Brasil

Relatório da Comissão da Verdade terá recomendações sobre questão indígena

O relatório será impresso e entregue à presidenta Dilma Rousseff no dia 10 de dezembro

postado em 03/11/2014 21:00
Entre as 30 recomendações que integrarão o relatório final da Comissão Nacional da Verdade (CNV), três abordarão a questão indígena, disse hoje (3) Maria Rita Kehl, membro da comissão. ;Consegui que fossem aprovadas três [recomendações] que considero as mais importantes: a criação de uma comissão da verdade indígena para esta questão continuar; a desintrusão atual das terras indígenas e a homologação, tirando quem está ocupando e homologando [as terras]; e a recuperação ambiental das terras;, falou ela.

O capítulo que aborda a questão indígena terá quase 60 páginas. O relatório, que já foi discutido pelos membros da CNV, será impresso e entregue à presidenta Dilma Rousseff no dia 10 de dezembro, Dia Internacional dos Direitos Humanos.

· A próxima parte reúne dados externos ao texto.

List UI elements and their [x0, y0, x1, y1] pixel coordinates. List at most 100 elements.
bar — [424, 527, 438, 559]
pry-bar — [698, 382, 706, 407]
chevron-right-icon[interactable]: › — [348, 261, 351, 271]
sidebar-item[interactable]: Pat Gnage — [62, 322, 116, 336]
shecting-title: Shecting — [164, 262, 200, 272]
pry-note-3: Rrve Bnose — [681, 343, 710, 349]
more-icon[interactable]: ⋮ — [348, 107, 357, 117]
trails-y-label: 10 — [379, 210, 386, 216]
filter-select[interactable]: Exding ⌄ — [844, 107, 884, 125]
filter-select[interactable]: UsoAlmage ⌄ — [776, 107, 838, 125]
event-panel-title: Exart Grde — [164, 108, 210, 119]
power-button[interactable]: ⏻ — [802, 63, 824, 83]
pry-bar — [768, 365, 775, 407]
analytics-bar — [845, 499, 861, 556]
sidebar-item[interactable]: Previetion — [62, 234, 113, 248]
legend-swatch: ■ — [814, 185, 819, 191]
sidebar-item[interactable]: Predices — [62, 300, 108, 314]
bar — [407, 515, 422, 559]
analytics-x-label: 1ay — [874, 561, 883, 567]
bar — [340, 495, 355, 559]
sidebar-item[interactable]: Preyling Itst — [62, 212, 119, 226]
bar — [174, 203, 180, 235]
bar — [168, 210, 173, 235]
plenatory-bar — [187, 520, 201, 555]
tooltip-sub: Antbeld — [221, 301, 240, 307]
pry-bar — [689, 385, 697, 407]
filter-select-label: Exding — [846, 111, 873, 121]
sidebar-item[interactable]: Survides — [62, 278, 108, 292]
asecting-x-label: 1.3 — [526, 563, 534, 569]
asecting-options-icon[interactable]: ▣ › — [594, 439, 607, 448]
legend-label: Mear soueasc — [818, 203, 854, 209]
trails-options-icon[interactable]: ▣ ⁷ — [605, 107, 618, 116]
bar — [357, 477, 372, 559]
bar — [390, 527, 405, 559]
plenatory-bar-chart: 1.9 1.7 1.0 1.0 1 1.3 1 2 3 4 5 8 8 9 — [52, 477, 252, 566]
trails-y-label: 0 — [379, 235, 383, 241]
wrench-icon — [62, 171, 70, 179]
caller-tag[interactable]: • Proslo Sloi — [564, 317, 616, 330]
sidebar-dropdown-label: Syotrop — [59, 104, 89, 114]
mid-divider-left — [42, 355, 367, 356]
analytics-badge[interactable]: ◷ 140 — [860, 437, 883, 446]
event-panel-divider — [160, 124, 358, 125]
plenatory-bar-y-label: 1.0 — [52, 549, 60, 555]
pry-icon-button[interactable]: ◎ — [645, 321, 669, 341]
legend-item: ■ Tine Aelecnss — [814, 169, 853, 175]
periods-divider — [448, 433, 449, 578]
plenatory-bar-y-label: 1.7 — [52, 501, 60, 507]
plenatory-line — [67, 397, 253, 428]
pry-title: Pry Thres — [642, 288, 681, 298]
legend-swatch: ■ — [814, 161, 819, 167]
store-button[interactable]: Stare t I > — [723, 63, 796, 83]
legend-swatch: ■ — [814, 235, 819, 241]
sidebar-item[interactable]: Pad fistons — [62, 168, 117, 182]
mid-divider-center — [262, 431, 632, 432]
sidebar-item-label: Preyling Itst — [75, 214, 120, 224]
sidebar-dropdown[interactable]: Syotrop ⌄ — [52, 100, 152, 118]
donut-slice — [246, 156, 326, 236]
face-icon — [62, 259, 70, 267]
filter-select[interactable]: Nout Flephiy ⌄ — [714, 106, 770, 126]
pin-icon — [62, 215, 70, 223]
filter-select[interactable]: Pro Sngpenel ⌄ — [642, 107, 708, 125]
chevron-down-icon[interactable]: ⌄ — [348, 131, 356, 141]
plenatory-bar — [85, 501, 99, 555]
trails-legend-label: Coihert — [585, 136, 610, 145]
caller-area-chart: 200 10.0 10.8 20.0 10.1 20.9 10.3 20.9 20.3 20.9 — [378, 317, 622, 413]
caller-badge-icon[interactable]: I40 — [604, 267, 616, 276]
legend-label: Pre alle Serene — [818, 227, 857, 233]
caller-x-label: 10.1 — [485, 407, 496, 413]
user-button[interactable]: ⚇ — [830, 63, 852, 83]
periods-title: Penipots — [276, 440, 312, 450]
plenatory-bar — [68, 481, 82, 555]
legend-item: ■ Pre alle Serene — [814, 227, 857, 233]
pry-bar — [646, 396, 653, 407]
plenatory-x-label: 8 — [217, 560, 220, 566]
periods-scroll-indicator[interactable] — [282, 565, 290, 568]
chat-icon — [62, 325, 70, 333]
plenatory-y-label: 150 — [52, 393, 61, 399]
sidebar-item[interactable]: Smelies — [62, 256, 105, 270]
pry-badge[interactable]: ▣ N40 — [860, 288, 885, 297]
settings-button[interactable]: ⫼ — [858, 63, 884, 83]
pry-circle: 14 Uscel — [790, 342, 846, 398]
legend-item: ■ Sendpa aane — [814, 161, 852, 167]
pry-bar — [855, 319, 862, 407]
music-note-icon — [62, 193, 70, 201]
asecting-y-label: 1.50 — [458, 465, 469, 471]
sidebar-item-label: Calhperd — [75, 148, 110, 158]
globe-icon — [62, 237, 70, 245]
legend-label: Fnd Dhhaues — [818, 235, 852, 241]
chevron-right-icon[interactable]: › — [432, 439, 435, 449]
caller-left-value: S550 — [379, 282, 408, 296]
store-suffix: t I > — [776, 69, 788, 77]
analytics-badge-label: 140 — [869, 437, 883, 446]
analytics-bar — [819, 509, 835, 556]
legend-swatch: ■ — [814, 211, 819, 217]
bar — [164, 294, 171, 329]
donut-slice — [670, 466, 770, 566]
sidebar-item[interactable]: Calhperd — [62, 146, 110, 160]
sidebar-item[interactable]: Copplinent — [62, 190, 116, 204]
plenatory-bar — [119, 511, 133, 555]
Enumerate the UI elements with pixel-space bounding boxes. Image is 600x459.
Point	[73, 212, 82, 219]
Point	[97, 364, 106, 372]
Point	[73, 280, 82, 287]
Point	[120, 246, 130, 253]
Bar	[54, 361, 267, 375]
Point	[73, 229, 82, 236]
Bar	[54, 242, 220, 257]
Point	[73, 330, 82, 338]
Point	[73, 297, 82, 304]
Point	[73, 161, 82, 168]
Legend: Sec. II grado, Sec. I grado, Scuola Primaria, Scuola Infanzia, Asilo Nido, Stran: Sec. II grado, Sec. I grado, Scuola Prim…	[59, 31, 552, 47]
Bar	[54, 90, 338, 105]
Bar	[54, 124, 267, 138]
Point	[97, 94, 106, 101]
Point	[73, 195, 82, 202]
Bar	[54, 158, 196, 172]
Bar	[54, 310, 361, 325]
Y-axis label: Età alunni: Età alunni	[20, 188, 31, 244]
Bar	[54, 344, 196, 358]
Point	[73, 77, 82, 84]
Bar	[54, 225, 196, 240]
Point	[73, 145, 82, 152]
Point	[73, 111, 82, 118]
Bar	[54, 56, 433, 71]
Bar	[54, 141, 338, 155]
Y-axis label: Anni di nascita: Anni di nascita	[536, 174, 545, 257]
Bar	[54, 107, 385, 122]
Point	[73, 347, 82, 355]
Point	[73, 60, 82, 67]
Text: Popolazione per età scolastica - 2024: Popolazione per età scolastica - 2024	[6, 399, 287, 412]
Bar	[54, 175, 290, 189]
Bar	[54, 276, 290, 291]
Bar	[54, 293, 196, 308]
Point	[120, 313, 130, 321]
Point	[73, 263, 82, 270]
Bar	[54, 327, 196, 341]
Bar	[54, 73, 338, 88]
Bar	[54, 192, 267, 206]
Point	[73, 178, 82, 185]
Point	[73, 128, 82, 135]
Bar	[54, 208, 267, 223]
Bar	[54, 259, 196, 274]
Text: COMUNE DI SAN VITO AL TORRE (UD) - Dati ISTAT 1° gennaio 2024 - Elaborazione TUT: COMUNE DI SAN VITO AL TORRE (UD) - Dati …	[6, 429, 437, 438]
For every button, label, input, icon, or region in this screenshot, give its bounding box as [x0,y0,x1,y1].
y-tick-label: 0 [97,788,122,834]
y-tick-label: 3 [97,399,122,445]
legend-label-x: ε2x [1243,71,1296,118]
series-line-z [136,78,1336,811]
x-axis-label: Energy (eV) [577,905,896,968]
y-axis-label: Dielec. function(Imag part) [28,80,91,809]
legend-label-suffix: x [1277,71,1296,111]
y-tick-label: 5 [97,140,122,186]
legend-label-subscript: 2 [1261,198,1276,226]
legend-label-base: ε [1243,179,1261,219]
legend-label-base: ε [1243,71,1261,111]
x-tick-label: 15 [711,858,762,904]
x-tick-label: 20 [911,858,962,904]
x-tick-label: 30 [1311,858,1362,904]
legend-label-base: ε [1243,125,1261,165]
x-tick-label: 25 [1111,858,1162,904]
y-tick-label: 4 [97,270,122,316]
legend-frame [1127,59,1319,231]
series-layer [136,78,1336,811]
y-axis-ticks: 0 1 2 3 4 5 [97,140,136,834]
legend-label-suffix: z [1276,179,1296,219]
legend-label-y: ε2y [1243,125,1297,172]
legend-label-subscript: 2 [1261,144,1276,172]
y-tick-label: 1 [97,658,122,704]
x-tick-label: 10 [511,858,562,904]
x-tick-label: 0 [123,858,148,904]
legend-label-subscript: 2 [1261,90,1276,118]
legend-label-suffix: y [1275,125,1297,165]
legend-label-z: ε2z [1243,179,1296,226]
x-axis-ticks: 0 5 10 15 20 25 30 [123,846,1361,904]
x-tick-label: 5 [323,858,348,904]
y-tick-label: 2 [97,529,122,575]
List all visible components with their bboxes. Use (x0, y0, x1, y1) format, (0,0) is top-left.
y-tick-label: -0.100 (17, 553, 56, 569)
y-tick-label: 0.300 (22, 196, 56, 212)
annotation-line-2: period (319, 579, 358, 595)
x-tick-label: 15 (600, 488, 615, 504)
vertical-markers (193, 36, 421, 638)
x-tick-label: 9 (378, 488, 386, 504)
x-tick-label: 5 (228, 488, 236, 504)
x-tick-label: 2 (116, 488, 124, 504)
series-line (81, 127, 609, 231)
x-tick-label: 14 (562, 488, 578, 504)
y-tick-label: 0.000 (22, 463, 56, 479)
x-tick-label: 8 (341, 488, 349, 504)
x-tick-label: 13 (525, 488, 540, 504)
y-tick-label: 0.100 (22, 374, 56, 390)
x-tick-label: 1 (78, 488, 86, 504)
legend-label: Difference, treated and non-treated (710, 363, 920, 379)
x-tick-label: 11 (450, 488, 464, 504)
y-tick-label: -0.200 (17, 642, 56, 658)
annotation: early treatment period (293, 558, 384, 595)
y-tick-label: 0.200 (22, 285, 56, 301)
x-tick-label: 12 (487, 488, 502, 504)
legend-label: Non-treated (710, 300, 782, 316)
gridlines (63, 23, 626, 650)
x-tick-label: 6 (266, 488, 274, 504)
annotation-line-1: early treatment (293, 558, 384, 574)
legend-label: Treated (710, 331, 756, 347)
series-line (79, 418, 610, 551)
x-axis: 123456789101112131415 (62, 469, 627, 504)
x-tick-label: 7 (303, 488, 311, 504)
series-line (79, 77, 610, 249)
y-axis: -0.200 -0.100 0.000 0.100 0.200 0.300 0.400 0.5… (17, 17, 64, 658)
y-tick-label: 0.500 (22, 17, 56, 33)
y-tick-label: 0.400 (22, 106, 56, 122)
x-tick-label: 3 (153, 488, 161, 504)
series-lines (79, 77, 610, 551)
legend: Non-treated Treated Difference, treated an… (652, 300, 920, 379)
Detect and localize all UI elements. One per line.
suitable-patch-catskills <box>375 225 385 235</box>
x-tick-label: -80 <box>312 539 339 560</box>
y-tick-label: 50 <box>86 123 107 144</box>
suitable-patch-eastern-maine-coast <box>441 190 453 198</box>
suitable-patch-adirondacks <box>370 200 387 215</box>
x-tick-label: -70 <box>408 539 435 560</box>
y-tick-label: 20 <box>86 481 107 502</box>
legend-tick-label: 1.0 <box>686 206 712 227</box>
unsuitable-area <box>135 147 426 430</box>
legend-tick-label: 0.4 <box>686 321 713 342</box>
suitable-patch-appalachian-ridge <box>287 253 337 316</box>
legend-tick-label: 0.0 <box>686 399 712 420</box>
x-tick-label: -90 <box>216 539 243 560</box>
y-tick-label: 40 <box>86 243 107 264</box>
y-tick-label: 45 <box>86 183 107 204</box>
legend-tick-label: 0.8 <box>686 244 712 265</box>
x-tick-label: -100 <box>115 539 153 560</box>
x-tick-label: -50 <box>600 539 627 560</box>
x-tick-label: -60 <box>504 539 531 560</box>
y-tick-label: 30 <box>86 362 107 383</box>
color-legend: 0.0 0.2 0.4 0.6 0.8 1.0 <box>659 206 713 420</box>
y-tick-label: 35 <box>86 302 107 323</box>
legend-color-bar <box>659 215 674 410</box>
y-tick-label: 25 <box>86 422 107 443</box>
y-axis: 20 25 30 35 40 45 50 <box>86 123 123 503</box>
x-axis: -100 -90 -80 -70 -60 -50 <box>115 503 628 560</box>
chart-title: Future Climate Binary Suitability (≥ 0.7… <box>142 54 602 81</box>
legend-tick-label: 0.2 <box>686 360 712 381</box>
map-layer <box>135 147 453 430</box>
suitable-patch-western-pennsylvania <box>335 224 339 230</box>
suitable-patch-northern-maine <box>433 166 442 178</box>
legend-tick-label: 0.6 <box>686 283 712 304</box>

;Os povos indígenas talvez tenham sido os mais afetados pela ditadura militar;, ressaltou Maria Rita durante audiência pública na Assembleia Legislativa de São Paulo para discutir a violência contra indígenas no regime militar. Segundo ela, a CNV estima que cerca de 8 mil índios sofreram algum tipo de violência na ditadura brasileira.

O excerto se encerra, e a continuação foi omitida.